For voice cloning, pocket tts is walled so I can't tell
It seems like Kokoro is the smaller model, also runs on CPU in real time, and is more open and fine tunable. More scripts and extensions, etc., whereas this is new and doesn't have any fine tuning code yet.
I couldn't tell an audio quality difference.
There's a bunch of inference stuff though, which is cool I guess. And it really is a quite nice little model in its niche. But let's not pretend there aren't huge tradeoffs in the design: synthetic data, phonemization, lack of train code, sharp boundary effects, etc.
If it were a big model and was trained on a diverse set of speakers and could remember how to replicate them all, then zero shot is a potentially bigger deal. But this is a tiny model.
I'll try out the zero shot functionality of Pocket TTS and report back.
Btw, I would love to hear from someone (who knows what they're talking about) to clear this up for me. Dealing with potential GPL contamination is a nightmare.
If you could find another compatible converter, you could probably replace eSpeak with it. The data could be a bit OOD, so you may need to fiddle with it, but it should work.
Because the GPL is outdated and doesn't really consider modern gen AI, what you could also do is to generate a bunch of text-to-phoneme pairs with Espeak and train your own transformer on them,. This would free you from the GPL license completely, and the task is easy enough that even a very small model should be able to do it.
So, on my M1 mac, did `uvx pocket-tts serve`. Plugged in
> It was the best of times, it was the worst of times, it was the age of wisdom, it was the age of foolishness, it was the epoch of belief, it was the epoch of incredulity, it was the season of Light, it was the season of Darkness, it was the spring of hope, it was the winter of despair, we had everything before us, we had nothing before us, we were all going direct to Heaven, we were all going direct the other way—in short, the period was so far like the present period, that some of its noisiest authorities insisted on its being received, for good or for evil, in the superlative degree of comparison only
(Beginning of Tale of Two Cities)
but the problem is Javert skips over parts of sentences! Eg, it starts:
> "It was the best of times, it was the worst of times, it was the age of wisdom, it was the epoch of belief, it was the epoch of incredulity, it was the season of Light, it was the spring of hope, it was the winter of despair, we had everything before us, ..."

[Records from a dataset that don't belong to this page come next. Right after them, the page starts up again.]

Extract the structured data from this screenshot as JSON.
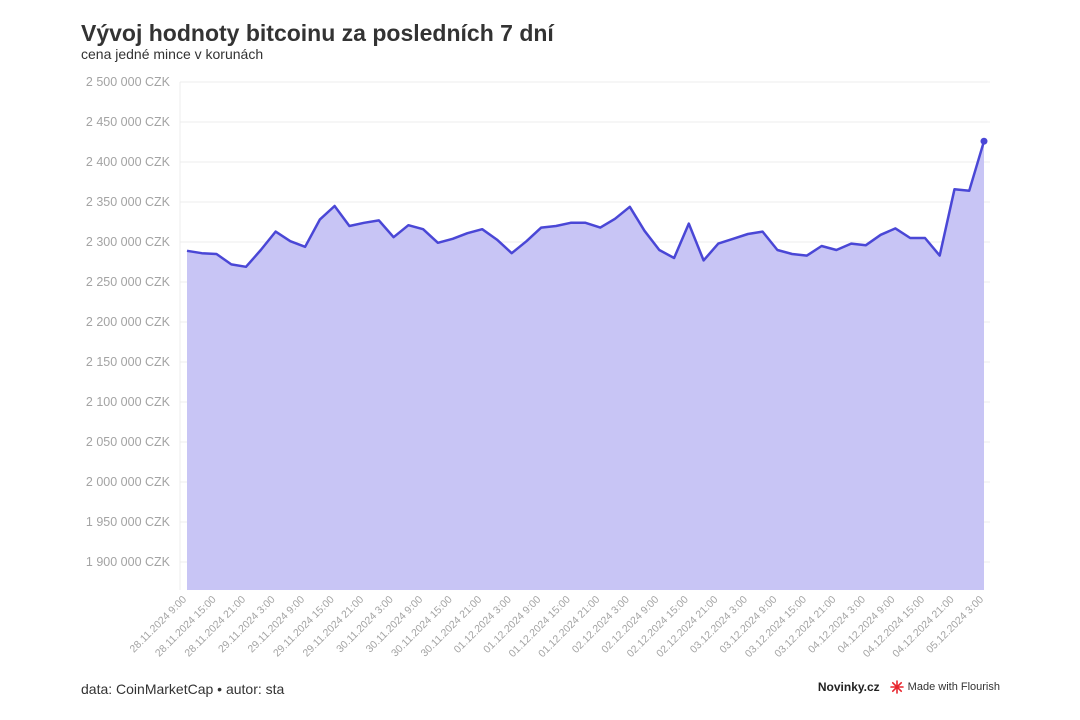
{
  "title": "Vývoj hodnoty bitcoinu za posledních 7 dní",
  "subtitle": "cena jedné mince v korunách",
  "footer": {
    "source": "data: CoinMarketCap • autor: sta",
    "publisher": "Novinky.cz",
    "made_with": "Made with Flourish"
  },
  "colors": {
    "line": "#4a47d6",
    "area": "#c8c5f5",
    "grid": "#ececec",
    "flourish_logo": "#e8262e"
  },
  "chart_data": {
    "type": "area",
    "title": "Vývoj hodnoty bitcoinu za posledních 7 dní",
    "subtitle": "cena jedné mince v korunách",
    "ylim": [
      1865000,
      2500000
    ],
    "yticks": [
      1900000,
      1950000,
      2000000,
      2050000,
      2100000,
      2150000,
      2200000,
      2250000,
      2300000,
      2350000,
      2400000,
      2450000,
      2500000
    ],
    "ytick_labels": [
      "1 900 000 CZK",
      "1 950 000 CZK",
      "2 000 000 CZK",
      "2 050 000 CZK",
      "2 100 000 CZK",
      "2 150 000 CZK",
      "2 200 000 CZK",
      "2 250 000 CZK",
      "2 300 000 CZK",
      "2 350 000 CZK",
      "2 400 000 CZK",
      "2 450 000 CZK",
      "2 500 000 CZK"
    ],
    "xtick_labels": [
      "28.11.2024 9:00",
      "28.11.2024 15:00",
      "28.11.2024 21:00",
      "29.11.2024 3:00",
      "29.11.2024 9:00",
      "29.11.2024 15:00",
      "29.11.2024 21:00",
      "30.11.2024 3:00",
      "30.11.2024 9:00",
      "30.11.2024 15:00",
      "30.11.2024 21:00",
      "01.12.2024 3:00",
      "01.12.2024 9:00",
      "01.12.2024 15:00",
      "01.12.2024 21:00",
      "02.12.2024 3:00",
      "02.12.2024 9:00",
      "02.12.2024 15:00",
      "02.12.2024 21:00",
      "03.12.2024 3:00",
      "03.12.2024 9:00",
      "03.12.2024 15:00",
      "03.12.2024 21:00",
      "04.12.2024 3:00",
      "04.12.2024 9:00",
      "04.12.2024 15:00",
      "04.12.2024 21:00",
      "05.12.2024 3:00"
    ],
    "grid": true,
    "series": [
      {
        "values": [
          2289000,
          2286000,
          2285000,
          2272000,
          2269000,
          2290000,
          2313000,
          2301000,
          2294000,
          2328000,
          2345000,
          2320000,
          2324000,
          2327000,
          2306000,
          2321000,
          2316000,
          2299000,
          2304000,
          2311000,
          2316000,
          2303000,
          2286000,
          2301000,
          2318000,
          2320000,
          2324000,
          2324000,
          2318000,
          2329000,
          2344000,
          2314000,
          2290000,
          2280000,
          2323000,
          2277000,
          2298000,
          2304000,
          2310000,
          2313000,
          2290000,
          2285000,
          2283000,
          2295000,
          2290000,
          2298000,
          2296000,
          2309000,
          2317000,
          2305000,
          2305000,
          2283000,
          2366000,
          2364000,
          2426000
        ]
      }
    ]
  }
}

Notice how it skips over "it was the age of foolishness,", "it was the winter of despair,"
Which... Doesn't exactly inspire faith in a TTS system.
(Marius seems better; posted https://github.com/kyutai-labs/pocket-tts/issues/38)
- "its noisiest superlative insisted on its being received"
Win10 RTX 5070 Ti
I wonder what's going wrong in there
It says MIT license but then readme has a separate section on prohibited use that maybe adds restrictions to make it nonfree? Not sure the legal implications here.
If a license says "you may use this, you are prohibited from using this", and I use it, did I break the license?
In this case, I'd interpret it as they made up a new licence based on MIT, but their addendum makes it non-MIT, but something else. I agree with what others said; this "new" license has internal conflicts.
Simply, it's MIT licensed. If they want to change that, they have to remove that license file OR clearly update it to be a modified version of MIT.
All too often, new models' codebases are just a dump of code that installs half the universe in dependencies for no reason, etc.